One of the things I love most about creating music with AI tools is the sheer limitlessness of it all.

The creative playground feels wide open—an endless landscape where I can experiment, push boundaries, and see what happens when I blend elements that normally don’t belong together.

With AI, I can mix and match genres in ways that would feel awkward or even impossible in a traditional workflow. Imagine combining ambient textures with gritty hip-hop beats, or weaving metal-inspired riffs into an ethereal electronic soundscape. I can explore moods and vibes that crash together in unexpected harmony—or glorious chaos. It’s like throwing paint at a canvas, only to discover new shades and patterns you didn’t know existed.

What excites me is not just the “what if” but the “what next.” By stitching together fragments of sound—little pieces of melody, rhythm, or atmosphere—I set off on a journey without knowing where I’ll land. Sometimes the result is a total mess, and honestly, most of it is. But within that chaos, I often find small golden fragments. Those gems feel like sparks waiting to be nurtured, the seeds of something new and worth developing further.
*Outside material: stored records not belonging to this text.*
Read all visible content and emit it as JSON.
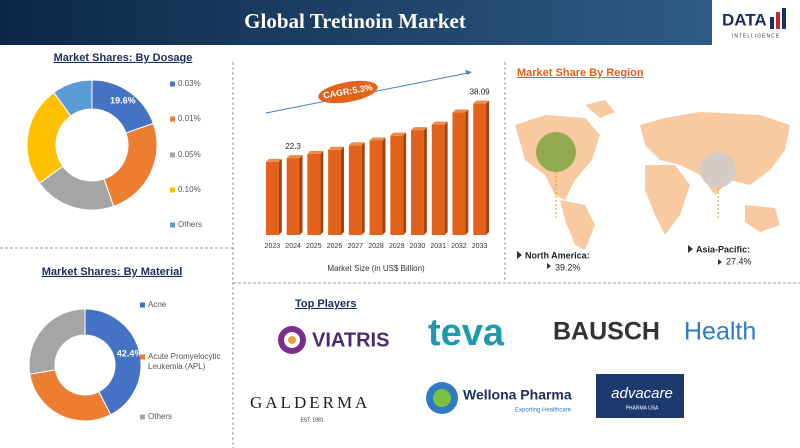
{
  "title": "Global Tretinoin Market",
  "logo": {
    "name": "DATA",
    "sub": "INTELLIGENCE"
  },
  "chart_data": [
    {
      "type": "pie",
      "title": "Market Shares: By Dosage",
      "categories": [
        "0.03%",
        "0.01%",
        "0.05%",
        "0.10%",
        "Others"
      ],
      "values": [
        19.6,
        25,
        20.4,
        25,
        10
      ],
      "value_labels": [
        "19.6%",
        null,
        null,
        null,
        null
      ],
      "colors": [
        "#4472c4",
        "#ed7d31",
        "#a5a5a5",
        "#ffc000",
        "#5b9bd5"
      ]
    },
    {
      "type": "bar",
      "xlabel": "Market Size (in US$ Billion)",
      "annotation": "CAGR:5.3%",
      "categories": [
        "2023",
        "2024",
        "2025",
        "2026",
        "2027",
        "2028",
        "2029",
        "2030",
        "2031",
        "2032",
        "2033"
      ],
      "values": [
        21.2,
        22.3,
        23.5,
        24.7,
        26.0,
        27.4,
        28.8,
        30.4,
        32.0,
        35.5,
        38.09
      ],
      "value_labels": [
        null,
        "22.3",
        null,
        null,
        null,
        null,
        null,
        null,
        null,
        null,
        "38.09"
      ],
      "color": "#e2621b",
      "ylim": [
        0,
        40
      ]
    },
    {
      "type": "pie",
      "title": "Market Shares: By Material",
      "categories": [
        "Acne",
        "Acute Promyelocytic Leukemia (APL)",
        "Others"
      ],
      "values": [
        42.4,
        30,
        27.6
      ],
      "value_labels": [
        "42.4%",
        null,
        null
      ],
      "colors": [
        "#4472c4",
        "#ed7d31",
        "#a5a5a5"
      ]
    }
  ],
  "region": {
    "title": "Market Share By Region",
    "items": [
      {
        "name": "North America:",
        "value": "39.2%"
      },
      {
        "name": "Asia-Pacific:",
        "value": "27.4%"
      }
    ]
  },
  "players": {
    "title": "Top Players",
    "items": [
      {
        "name": "VIATRIS"
      },
      {
        "name": "teva"
      },
      {
        "name": "BAUSCH",
        "name2": "Health"
      },
      {
        "name": "GALDERMA",
        "sub": "EST. 1981"
      },
      {
        "name": "Wellona Pharma",
        "sub": "Exporting Healthcare"
      },
      {
        "name": "advacare",
        "sub": "PHARMA USA"
      }
    ]
  }
}
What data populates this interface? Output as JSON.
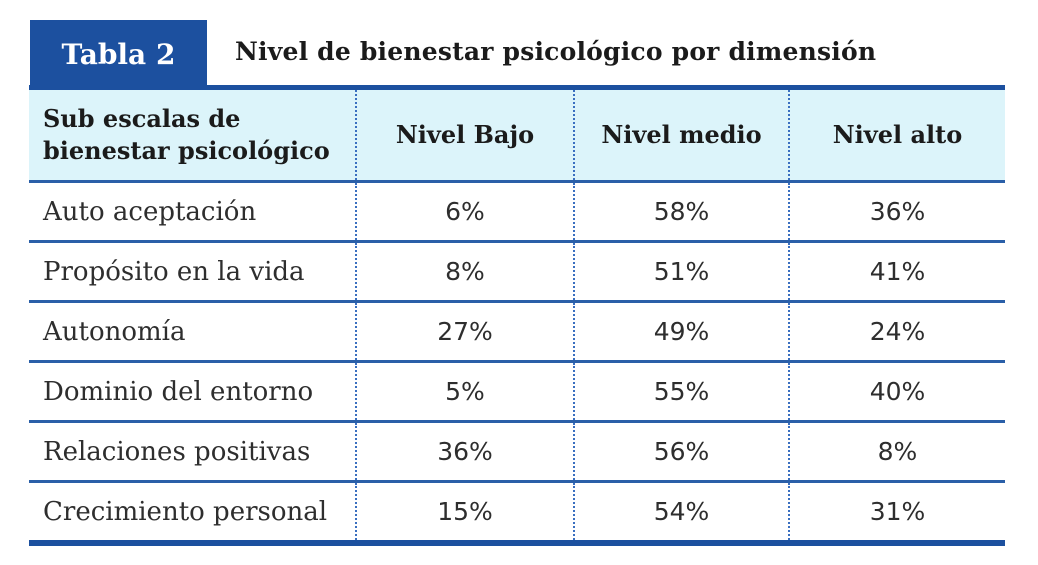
{
  "header": {
    "badge": "Tabla 2",
    "title": "Nivel de bienestar psicológico por dimensión"
  },
  "table": {
    "columns": {
      "label": "Sub escalas de bienestar psicológico",
      "low": "Nivel Bajo",
      "mid": "Nivel medio",
      "high": "Nivel alto"
    },
    "rows": [
      {
        "label": "Auto aceptación",
        "low": "6%",
        "mid": "58%",
        "high": "36%"
      },
      {
        "label": "Propósito en la vida",
        "low": "8%",
        "mid": "51%",
        "high": "41%"
      },
      {
        "label": "Autonomía",
        "low": "27%",
        "mid": "49%",
        "high": "24%"
      },
      {
        "label": "Dominio del entorno",
        "low": "5%",
        "mid": "55%",
        "high": "40%"
      },
      {
        "label": "Relaciones positivas",
        "low": "36%",
        "mid": "56%",
        "high": "8%"
      },
      {
        "label": "Crecimiento personal",
        "low": "15%",
        "mid": "54%",
        "high": "31%"
      }
    ]
  },
  "colors": {
    "accent_blue": "#1c509f",
    "row_line_blue": "#2a5fa8",
    "dotted_line_blue": "#3a6fc0",
    "header_bg": "#dcf4fa",
    "text_dark": "#1b1b1b"
  },
  "chart_data": {
    "type": "table",
    "title": "Nivel de bienestar psicológico por dimensión",
    "row_header": "Sub escalas de bienestar psicológico",
    "categories": [
      "Auto aceptación",
      "Propósito en la vida",
      "Autonomía",
      "Dominio del entorno",
      "Relaciones positivas",
      "Crecimiento personal"
    ],
    "series": [
      {
        "name": "Nivel Bajo",
        "values": [
          6,
          8,
          27,
          5,
          36,
          15
        ]
      },
      {
        "name": "Nivel medio",
        "values": [
          58,
          51,
          49,
          55,
          56,
          54
        ]
      },
      {
        "name": "Nivel alto",
        "values": [
          36,
          41,
          24,
          40,
          8,
          31
        ]
      }
    ],
    "unit": "%"
  }
}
That’s the beauty of experimentation: not everything needs to be polished or perfect. In fact, most of what I generate never makes it past the first round. I probably discard 95% of the material I create, and from the 5% that survives, I might only release half of it—if that. My standard is simple: if I can’t stand behind it 100%, it doesn’t leave the studio.
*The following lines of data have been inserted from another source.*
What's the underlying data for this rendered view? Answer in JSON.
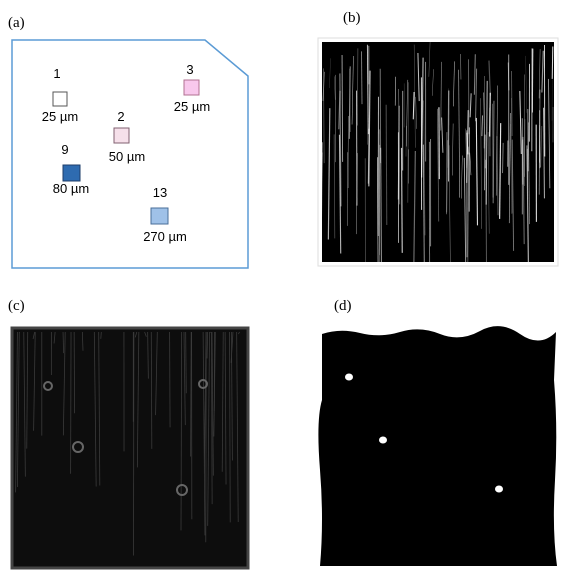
{
  "panels": {
    "a": {
      "label": "(a)",
      "markers": [
        {
          "id": "1",
          "size": "25 µm"
        },
        {
          "id": "3",
          "size": "25 µm"
        },
        {
          "id": "2",
          "size": "50 µm"
        },
        {
          "id": "9",
          "size": "80 µm"
        },
        {
          "id": "13",
          "size": "270 µm"
        }
      ]
    },
    "b": {
      "label": "(b)"
    },
    "c": {
      "label": "(c)"
    },
    "d": {
      "label": "(d)"
    }
  }
}
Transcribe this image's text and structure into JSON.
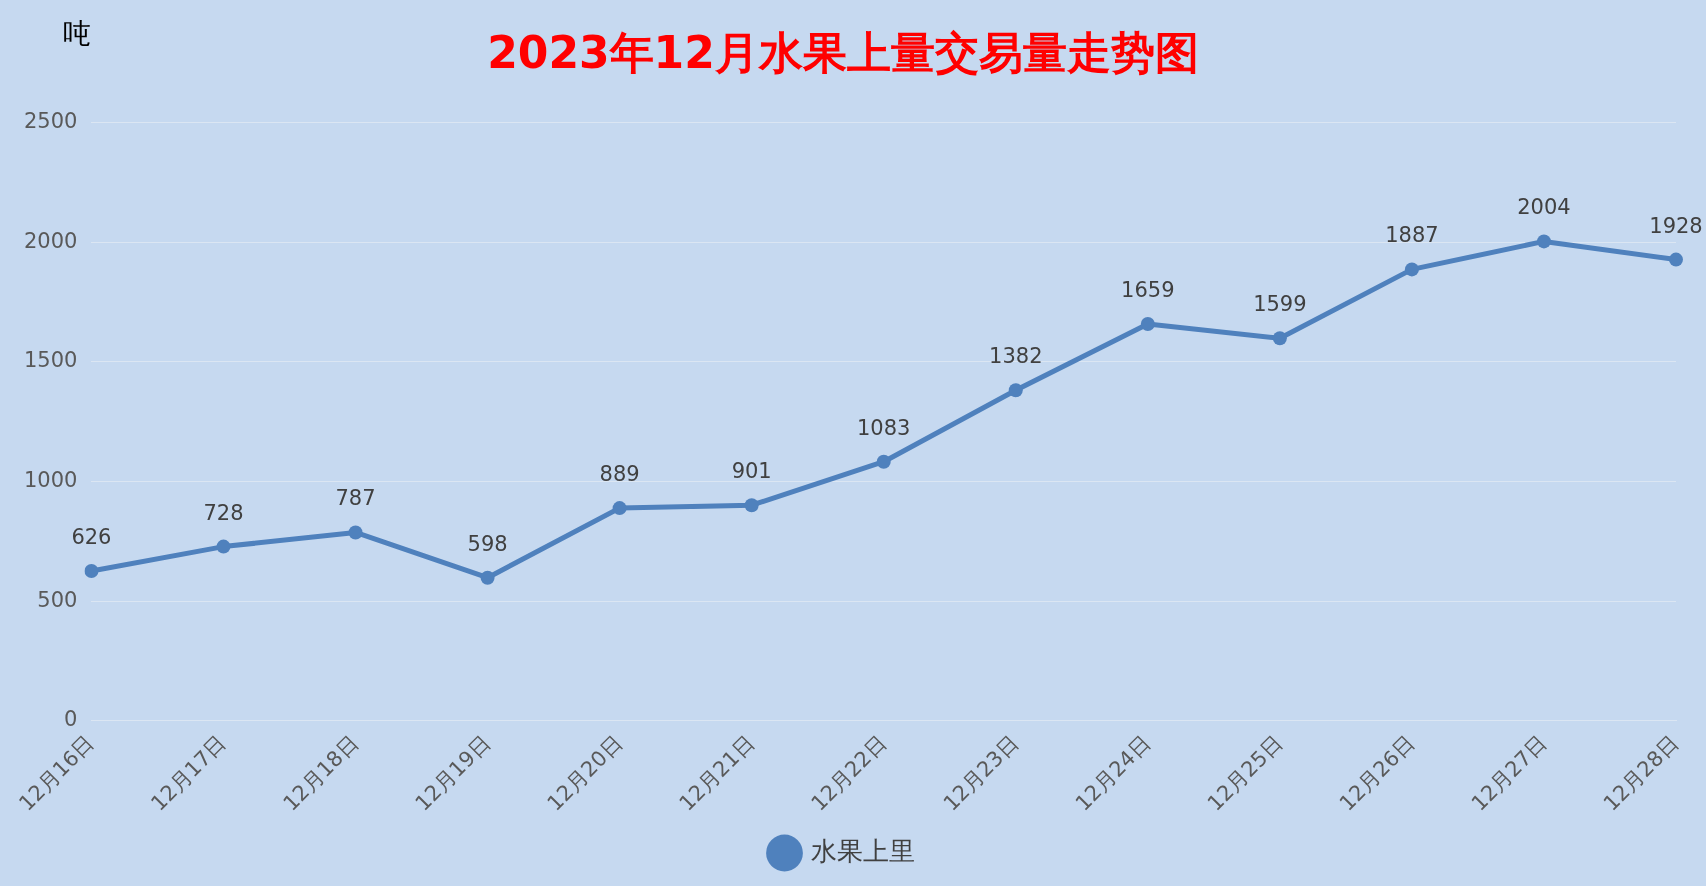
{
  "chart_data": {
    "type": "line",
    "title": "2023年12月水果上量交易量走势图",
    "ylabel": "吨",
    "categories": [
      "12月16日",
      "12月17日",
      "12月18日",
      "12月19日",
      "12月20日",
      "12月21日",
      "12月22日",
      "12月23日",
      "12月24日",
      "12月25日",
      "12月26日",
      "12月27日",
      "12月28日"
    ],
    "series": [
      {
        "name": "水果上里",
        "color": "#4f81bd",
        "values": [
          626,
          728,
          787,
          598,
          889,
          901,
          1083,
          1382,
          1659,
          1599,
          1887,
          2004,
          1928
        ]
      }
    ],
    "ylim": [
      0,
      2500
    ],
    "yticks": [
      0,
      500,
      1000,
      1500,
      2000,
      2500
    ],
    "grid": "y",
    "legend": "bottom",
    "marker": "circle",
    "line_style": "solid",
    "data_labels": true
  }
}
And this is where the human factor comes in. Some people worry that AI will strip music of its soul, but I see the opposite happening. The tools themselves don’t make the art—I do. AI is like clay, raw and formless until I shape it into something meaningful. It gives me endless raw material to play with, but I’m the one making the decisions, setting the direction, and filtering what’s worth keeping. In fact, my own creativity feels boosted because of this process. I feel freer to take risks, knowing I can explore without limits.

That doesn’t mean I ignore quality. Far from it. There’s a lot of bad AI-generated music out there, cluttering platforms and giving the whole field a messy reputation. But that just makes it more important to keep a tight filter, to treat the process with the same respect you would in any other form of music-making. The difference now is that I have a wider range of possibilities to explore before making those choices.

At the end of the day, I think of AI not as a replacement for human creativity, but as a partner in the experiment. It’s a collaborator that never runs out of ideas, even if most of those ideas are unusable. For me, the joy lies in the chase—in digging through the noise to uncover the sparks worth keeping, in letting the unexpected inspire me, and in knowing that the process itself is just as valuable as the finished song.

Because for me, it’s not just about releasing tracks. It’s about letting creativity flow, seeing where it leads, and enjoying the ride. The process is the goal.